Le prologue de l’Ormindo (1644) est bienvenu : L’Harmonie consacre le raffinement de l’opéra vénitien lui-même en un splendide effet de miroir auto célébratif (le chant cristallin, agile dans les vocalises d’Hana Blazikova excelle dans ce jeu des suavités libérées en dialogue avec cordes et cornet).

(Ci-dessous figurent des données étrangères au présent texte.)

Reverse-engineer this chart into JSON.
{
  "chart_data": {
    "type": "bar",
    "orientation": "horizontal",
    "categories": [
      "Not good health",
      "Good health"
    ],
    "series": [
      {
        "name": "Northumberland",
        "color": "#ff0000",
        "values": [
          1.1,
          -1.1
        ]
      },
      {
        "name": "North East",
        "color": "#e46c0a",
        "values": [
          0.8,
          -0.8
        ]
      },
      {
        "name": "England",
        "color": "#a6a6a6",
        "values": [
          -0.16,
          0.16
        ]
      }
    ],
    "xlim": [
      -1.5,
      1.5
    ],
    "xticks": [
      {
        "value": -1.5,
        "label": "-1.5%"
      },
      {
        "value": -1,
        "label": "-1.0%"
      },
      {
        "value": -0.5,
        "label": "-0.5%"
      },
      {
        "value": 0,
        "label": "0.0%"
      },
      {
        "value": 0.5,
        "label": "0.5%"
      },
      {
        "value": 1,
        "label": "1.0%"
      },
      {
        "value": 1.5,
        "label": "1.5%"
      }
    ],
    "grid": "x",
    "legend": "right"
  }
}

Poursuivant un parcours qui permet de reconstituer les jalons chronologiques de la carrière lyrique de Cavalli, musiciens et soliste abordent ensuite le chef d’œuvre absolu, en raffinement lui aussi des plus suaves de La Calisto (1651: « Piante ombrose » puis « Restino Imbalsamate… »). Nuria Rial sait conserver l’impact du verbe tout en ciselant la ligne flexible de sa partie : le premier air compte le désastre du tonnerre jupitérien sur la nature que la voix couvre d’une tendresse compatissante (avec effet d’écho voix / violon) ; le second concentre la tension de l’attente insupportable qui étreint le cœur de la nymphe Calisto, entre mort langoureuse et extase tragique d’une âme esseulée… Ces deux airs bouleversants, introduits par la Sinfonia du Giasone (1648) montrent que L’Arpeggiata sait aujourd’hui s’affirmer dans la suite du pionnier entre tous, révélateur des Vénitiens Cavalli et Cesti : René Jacobs. La suite extrait du même opéra prodigieux : « Verginella io morir vo’… » indique un autre effet tout autant maîtrisé par Cavalli, l’innocence conquérante d’une Calisto qui veut mourir vierge, refusant d’être déflorée par le dieu amoureux. La fine caractérisation défendue par Nuria Rial fait une nymphe expressive, très convaincante. Et sa féminité voluptueuse libérée s’accomplit dans l’air final « Non è maggior piacere » (Acte I, scène 4, plage 8) : véritable manifeste pour l’émancipation des femmes, hors de la tyrannie domestique de leurs maris : à la séduction formelle, Cavalli ajoute, souci du sens et exigence intellectuelle unique, une dénonciation sociétale, d’une saisissante modernité (sur le livret de l’excellent Giovanni Faustini).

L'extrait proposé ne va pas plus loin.